The results in figure 31 also show that the groups other than the cisplatin group did not cause significant toxicity to the mice.

It will be understood by those skilled in the art that the foregoing is only a preferred embodiment of the present invention, and is not intended to limit the invention, and that any modification, equivalent replacement, or improvement made within the spirit and principle of the present invention should be included in the scope of the present invention.

Claims

1. A platinum-icodextrin-polycaprolactone macromolecular compound is characterized in that: the macromolecular compound is a polycaprolactone-modified icodextrin-platinum conjugate, the icodextrin-platinum conjugate is formed by connecting a carboxylated tetravalent platinum compound to icodextrin through an ester bond, and the polycaprolactone is coupled with the icodextrin through the ester bond;

2. A method for preparing the platinum-icodextrin-polycaprolactone macromolecular compound of claim 1, characterized by comprising the following steps:

3. Use of the platinum-icodextrin-polycaprolactone macromolecular compound according to claim 1 for the preparation of a medicament for the treatment and/or prevention of cancer.

4. An icodextrin platinum prodrug assembled nano-drug is characterized in that: comprising nanoparticles comprising the platinum-icodextrin-polycaprolactone macromolecular compound according to claim 1.

5. The icodextrin platinum prodrug assembling nano-drug of claim 4, wherein: the nanoparticles are loaded with a photosensitizer and/or a fluorescent molecule.
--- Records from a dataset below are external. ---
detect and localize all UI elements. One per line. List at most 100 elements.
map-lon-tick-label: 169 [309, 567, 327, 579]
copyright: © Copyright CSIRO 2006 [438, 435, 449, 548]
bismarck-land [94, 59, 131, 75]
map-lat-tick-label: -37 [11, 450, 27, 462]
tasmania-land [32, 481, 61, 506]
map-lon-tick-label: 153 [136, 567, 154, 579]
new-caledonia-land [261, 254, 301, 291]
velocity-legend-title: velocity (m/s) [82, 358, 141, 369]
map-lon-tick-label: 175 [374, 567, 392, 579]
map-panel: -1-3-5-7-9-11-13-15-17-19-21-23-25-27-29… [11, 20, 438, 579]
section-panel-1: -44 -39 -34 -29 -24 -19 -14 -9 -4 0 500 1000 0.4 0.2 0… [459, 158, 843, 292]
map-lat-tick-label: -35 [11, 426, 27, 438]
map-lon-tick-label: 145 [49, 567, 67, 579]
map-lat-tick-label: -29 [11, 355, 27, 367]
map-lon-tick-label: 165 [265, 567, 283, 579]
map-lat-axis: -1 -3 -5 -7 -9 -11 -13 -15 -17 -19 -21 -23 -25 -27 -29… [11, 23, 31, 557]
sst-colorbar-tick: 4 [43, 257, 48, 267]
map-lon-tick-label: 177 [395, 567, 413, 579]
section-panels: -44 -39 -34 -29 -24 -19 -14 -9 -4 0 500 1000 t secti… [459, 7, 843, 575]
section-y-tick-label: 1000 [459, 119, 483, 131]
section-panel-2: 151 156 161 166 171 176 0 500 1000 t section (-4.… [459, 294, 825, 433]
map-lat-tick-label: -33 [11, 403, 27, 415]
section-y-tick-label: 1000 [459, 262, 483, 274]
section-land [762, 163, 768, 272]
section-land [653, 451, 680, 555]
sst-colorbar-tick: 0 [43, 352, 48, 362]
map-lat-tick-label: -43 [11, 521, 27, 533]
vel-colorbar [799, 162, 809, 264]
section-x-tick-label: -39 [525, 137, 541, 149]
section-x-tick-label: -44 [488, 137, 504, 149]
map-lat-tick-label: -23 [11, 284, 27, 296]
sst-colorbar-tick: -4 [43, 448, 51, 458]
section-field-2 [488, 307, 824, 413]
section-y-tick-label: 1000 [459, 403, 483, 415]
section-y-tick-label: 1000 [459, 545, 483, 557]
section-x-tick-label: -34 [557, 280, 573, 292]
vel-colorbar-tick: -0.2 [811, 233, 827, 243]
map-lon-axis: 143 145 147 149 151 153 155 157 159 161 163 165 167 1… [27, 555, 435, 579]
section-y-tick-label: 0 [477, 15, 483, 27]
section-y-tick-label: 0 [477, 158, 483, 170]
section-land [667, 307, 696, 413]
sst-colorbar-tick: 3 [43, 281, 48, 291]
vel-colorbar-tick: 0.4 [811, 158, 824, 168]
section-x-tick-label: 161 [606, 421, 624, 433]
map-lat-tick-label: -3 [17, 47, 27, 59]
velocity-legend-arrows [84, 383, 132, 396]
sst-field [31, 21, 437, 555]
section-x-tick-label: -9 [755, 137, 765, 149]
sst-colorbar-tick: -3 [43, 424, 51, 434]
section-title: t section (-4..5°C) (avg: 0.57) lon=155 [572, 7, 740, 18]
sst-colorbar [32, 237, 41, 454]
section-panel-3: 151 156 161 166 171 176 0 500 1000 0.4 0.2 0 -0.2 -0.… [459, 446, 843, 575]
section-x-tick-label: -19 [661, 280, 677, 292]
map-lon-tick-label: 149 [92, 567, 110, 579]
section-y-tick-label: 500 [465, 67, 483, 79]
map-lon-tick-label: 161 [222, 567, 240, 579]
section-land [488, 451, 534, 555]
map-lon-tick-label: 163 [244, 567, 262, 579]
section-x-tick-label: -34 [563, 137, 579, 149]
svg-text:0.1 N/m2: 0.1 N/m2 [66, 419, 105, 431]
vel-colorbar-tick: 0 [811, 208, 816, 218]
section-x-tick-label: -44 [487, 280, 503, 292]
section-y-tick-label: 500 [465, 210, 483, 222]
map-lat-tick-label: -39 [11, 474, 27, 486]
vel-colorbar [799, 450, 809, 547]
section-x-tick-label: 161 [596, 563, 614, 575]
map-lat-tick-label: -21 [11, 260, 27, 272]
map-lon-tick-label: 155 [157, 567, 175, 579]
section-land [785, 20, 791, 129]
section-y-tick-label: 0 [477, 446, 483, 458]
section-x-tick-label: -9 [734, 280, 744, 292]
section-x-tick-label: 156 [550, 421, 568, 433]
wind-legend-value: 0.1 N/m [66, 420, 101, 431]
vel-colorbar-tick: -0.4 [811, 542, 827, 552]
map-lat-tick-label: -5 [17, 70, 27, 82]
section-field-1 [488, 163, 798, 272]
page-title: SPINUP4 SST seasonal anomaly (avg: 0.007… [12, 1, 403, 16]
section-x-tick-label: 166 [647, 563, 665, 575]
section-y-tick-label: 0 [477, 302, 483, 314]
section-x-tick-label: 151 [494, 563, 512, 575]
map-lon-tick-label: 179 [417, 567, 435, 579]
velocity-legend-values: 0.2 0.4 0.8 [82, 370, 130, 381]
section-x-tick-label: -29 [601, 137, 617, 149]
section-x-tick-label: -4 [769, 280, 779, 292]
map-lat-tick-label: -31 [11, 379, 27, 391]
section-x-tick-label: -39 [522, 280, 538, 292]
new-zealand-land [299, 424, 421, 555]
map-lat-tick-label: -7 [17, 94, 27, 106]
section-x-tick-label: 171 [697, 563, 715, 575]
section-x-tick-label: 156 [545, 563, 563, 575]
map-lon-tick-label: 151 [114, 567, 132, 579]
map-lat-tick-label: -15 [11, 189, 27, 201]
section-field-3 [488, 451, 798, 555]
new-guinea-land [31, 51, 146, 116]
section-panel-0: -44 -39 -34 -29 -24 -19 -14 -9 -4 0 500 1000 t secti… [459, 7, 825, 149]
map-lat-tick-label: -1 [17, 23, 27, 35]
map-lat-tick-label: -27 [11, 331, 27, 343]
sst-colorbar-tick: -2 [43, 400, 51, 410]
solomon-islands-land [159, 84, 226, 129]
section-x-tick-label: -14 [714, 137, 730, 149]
6. The icodextrin platinum prodrug assembling nano-drug of claim 4, wherein: the nanoparticle also comprises a folic acid-icodextrin-polycaprolactone macromolecular compound;

7. The icodextrin platinum prodrug assembling nano-drug of claim 6, wherein: the mass ratio of the platinum-icodextrin-polycaprolactone macromolecular compound to the folic acid-icodextrin-polycaprolactone macromolecular compound is (2-9):1, and preferably (2.5-5): 1.

8. The icodextrin platinum prodrug assembled nano-drug according to claim 6, wherein the preparation method of the folic acid-icodextrin-polycaprolactone macromolecular compound comprises the following steps:

9. Use of icodextrin platinum prodrug assembly nano-drug as claimed in any one of claims 4-8 for the preparation of a medicament for the treatment and/or prevention of cancer.

10. The use of icodextrin platinum prodrug assembly nano-drug of claim 5 in tumor imaging.